Nebula Awards 28
- Cover of first edition
- Editor: James Morrow
- Cover artist: Craig Rosenberg
- Language: English
- Series: Nebula Awards
- Genre: Science fiction
- Publisher: Harcourt Brace
- Publication date: 1994
- Publication place: United States
- Media type: Print (hardcover)
- Pages: xiii, 329 pp.
- ISBN: 0-15-100082-4
- Preceded by: Nebula Awards 27
- Followed by: Nebula Awards 29

= Nebula Awards 28 =

1994 anthology edited by James Morrow

Nebula Awards 28 is an anthology of award winning science fiction short works edited by James Morrow, the third of three successive volumes under his editorship. It was first published in hardcover and trade paperback by Harcourt Brace in April 1994. The book has also been translated into Polish.

==Summary==
The book collects pieces that won or were nominated for the Nebula Awards for novella, novelette and short story for the year 1993, various nonfiction pieces related to the awards, and tributes to recently deceased author Fritz Leiber, together with one of the two Rhysling Award-winning poems for 1992 and an introduction by the editor. Not all nominees for the various awards are included.

==Contents==
- "Introduction" (James Morrow)
- "Is Science Fiction Out to Lunch? Some Thoughts on the Year 1992" [essay] (John Clute)
- "Even the Queen" [Best Short Story winner] (Connie Willis)
- "Danny Goes to Mars" [Best Novelette winner] (Pamela Sargent)
- "Matter's End" [Best Novelette nominee] (Gregory Benford)
- "In Memoriam: Fritz Leiber" [essay] (James Morrow)
- "Gentleman Fritz" [essay] (Poul Anderson)
- "Doing It Right" [essay] (David Hartwell)
- "A World Without Fritz" [essay] (Stephen King)
- "Let There Be Fandom" [essay] (Frederik Pohl)
- "The July Ward" [Best Novelette nominee] (S. N. Dyer)
- "Lennon Spex" [Best Short Story nominee] (Paul Di Filippo)
- "The Mountain to Mohammed" [Best Short Story nominee] (Nancy Kress)
- "Hopeful Monsters: The SF and Fantasy Films of 1992" [essay] (Nick Lowe)
- "Song of the Martian Cricket" [Rhysling Award winner - Short Poem] (David Lunde)
- "Vinland the Dream" [Best Short Story nominee] (Kim Stanley Robinson)
- "Life Regarded as a Jigsaw Puzzle of Highly Lustrous Cats" [Best Short Story nominee] (Michael Bishop)
- "City of Truth" [Best Novella winner] (James Morrow)

==Reception==
Tom Easton in Analog Science Fiction and Fact takes issue with the editor's assertion "that most of the fiction here says something about the nature of science," observing "both that a great deal of SF has always dealt with the nature of science and that Morrow stretches a bit to find profundity in some of the stories." Regardless, he writes "the book offers an excellent overview of 1992" and "[e]very school and town library in the country (and beyond) should have this series. So should everyone who wants to keep up with the field." After briefly listing the fiction and verse content, he notes that Lowe and Clute in their overviews of the year's genre films and novels in the genre "[b]oth seem impatient for SF to get about the task of reinventing itself. He also notes the three memorials to Fritz Leiber and Pohl's "glimpse of fandom's early days," excerpted from his 1979 autobiography The Way the Future Was.

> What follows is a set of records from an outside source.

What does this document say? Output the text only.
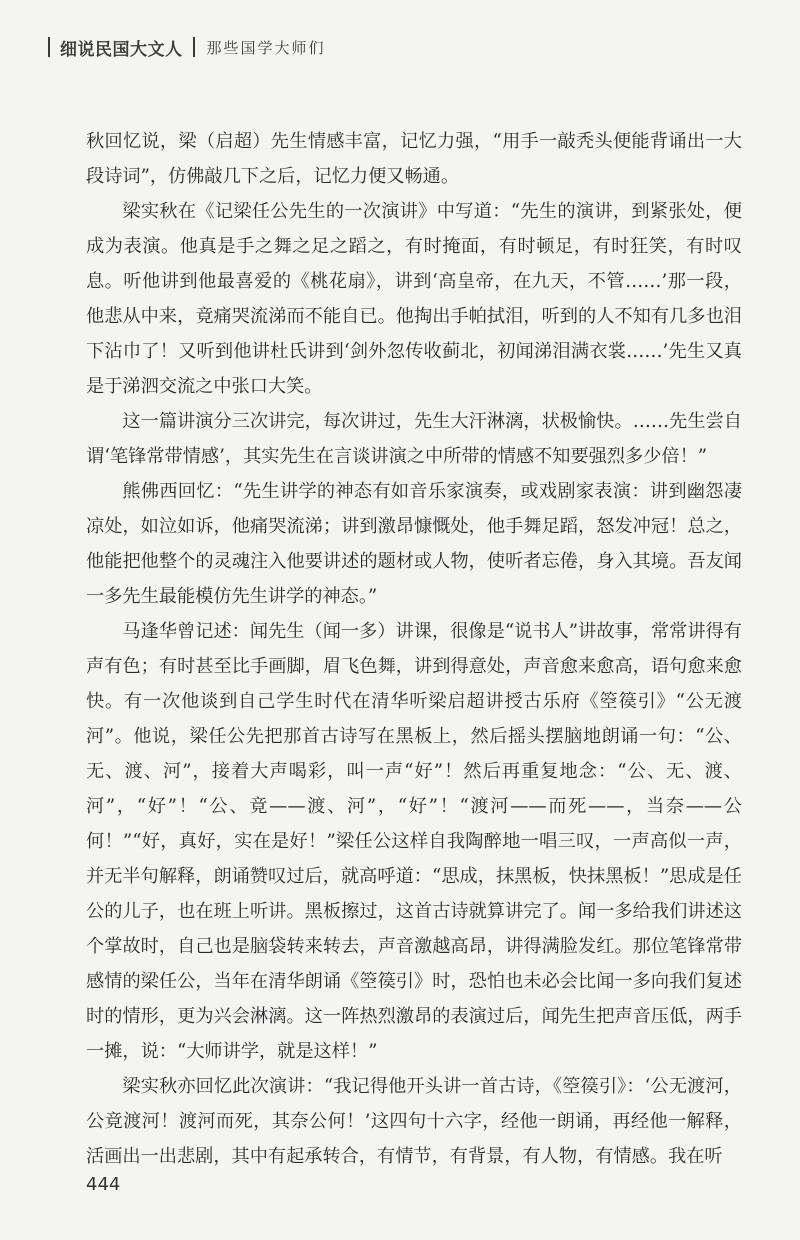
细说民国大文人 那些国学大师们

秋回忆说，梁（启超）先生情感丰富，记忆力强，“用手一敲秃头便能背诵出一大段诗词”，仿佛敲几下之后，记忆力便又畅通。

梁实秋在《记梁任公先生的一次演讲》中写道：“先生的演讲，到紧张处，便成为表演。他真是手之舞之足之蹈之，有时掩面，有时顿足，有时狂笑，有时叹息。听他讲到他最喜爱的《桃花扇》，讲到‘高皇帝，在九天，不管……’那一段，他悲从中来，竟痛哭流涕而不能自已。他掏出手帕拭泪，听到的人不知有几多也泪下沾巾了！又听到他讲杜氏讲到‘剑外忽传收蓟北，初闻涕泪满衣裳……’先生又真是于涕泗交流之中张口大笑。

这一篇讲演分三次讲完，每次讲过，先生大汗淋漓，状极愉快。……先生尝自谓‘笔锋常带情感’，其实先生在言谈讲演之中所带的情感不知要强烈多少倍！”

熊佛西回忆：“先生讲学的神态有如音乐家演奏，或戏剧家表演：讲到幽怨凄凉处，如泣如诉，他痛哭流涕；讲到激昂慷慨处，他手舞足蹈，怒发冲冠！总之，他能把他整个的灵魂注入他要讲述的题材或人物，使听者忘倦，身入其境。吾友闻一多先生最能模仿先生讲学的神态。”

马逢华曾记述：闻先生（闻一多）讲课，很像是“说书人”讲故事，常常讲得有声有色；有时甚至比手画脚，眉飞色舞，讲到得意处，声音愈来愈高，语句愈来愈快。有一次他谈到自己学生时代在清华听梁启超讲授古乐府《箜篌引》“公无渡河”。他说，梁任公先把那首古诗写在黑板上，然后摇头摆脑地朗诵一句：“公、无、渡、河”，接着大声喝彩，叫一声“好”！然后再重复地念：“公、无、渡、河”，“好”！“公、竟——渡、河”，“好”！“渡河——而死——，当奈——公何！”“好，真好，实在是好！”梁任公这样自我陶醉地一唱三叹，一声高似一声，并无半句解释，朗诵赞叹过后，就高呼道：“思成，抹黑板，快抹黑板！”思成是任公的儿子，也在班上听讲。黑板擦过，这首古诗就算讲完了。闻一多给我们讲述这个掌故时，自己也是脑袋转来转去，声音激越高昂，讲得满脸发红。那位笔锋常带感情的梁任公，当年在清华朗诵《箜篌引》时，恐怕也未必会比闻一多向我们复述时的情形，更为兴会淋漓。这一阵热烈激昂的表演过后，闻先生把声音压低，两手一摊，说：“大师讲学，就是这样！”

梁实秋亦回忆此次演讲：“我记得他开头讲一首古诗，《箜篌引》：‘公无渡河，公竟渡河！渡河而死，其奈公何！’这四句十六字，经他一朗诵，再经他一解释，活画出一出悲剧，其中有起承转合，有情节，有背景，有人物，有情感。我在听

444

The anthology was also reviewed by Russell Letson in Locus no. 401, June 1994, Don D'Ammassa in Science Fiction Chronicle no. 175, August 1994, and no. 177, October 1994, and Kevin G. Helfenbein in The New York Review of Science Fiction, September 1994.

==Awards==
The book placed eleventh in the 1995 Locus Poll Award for Best Anthology.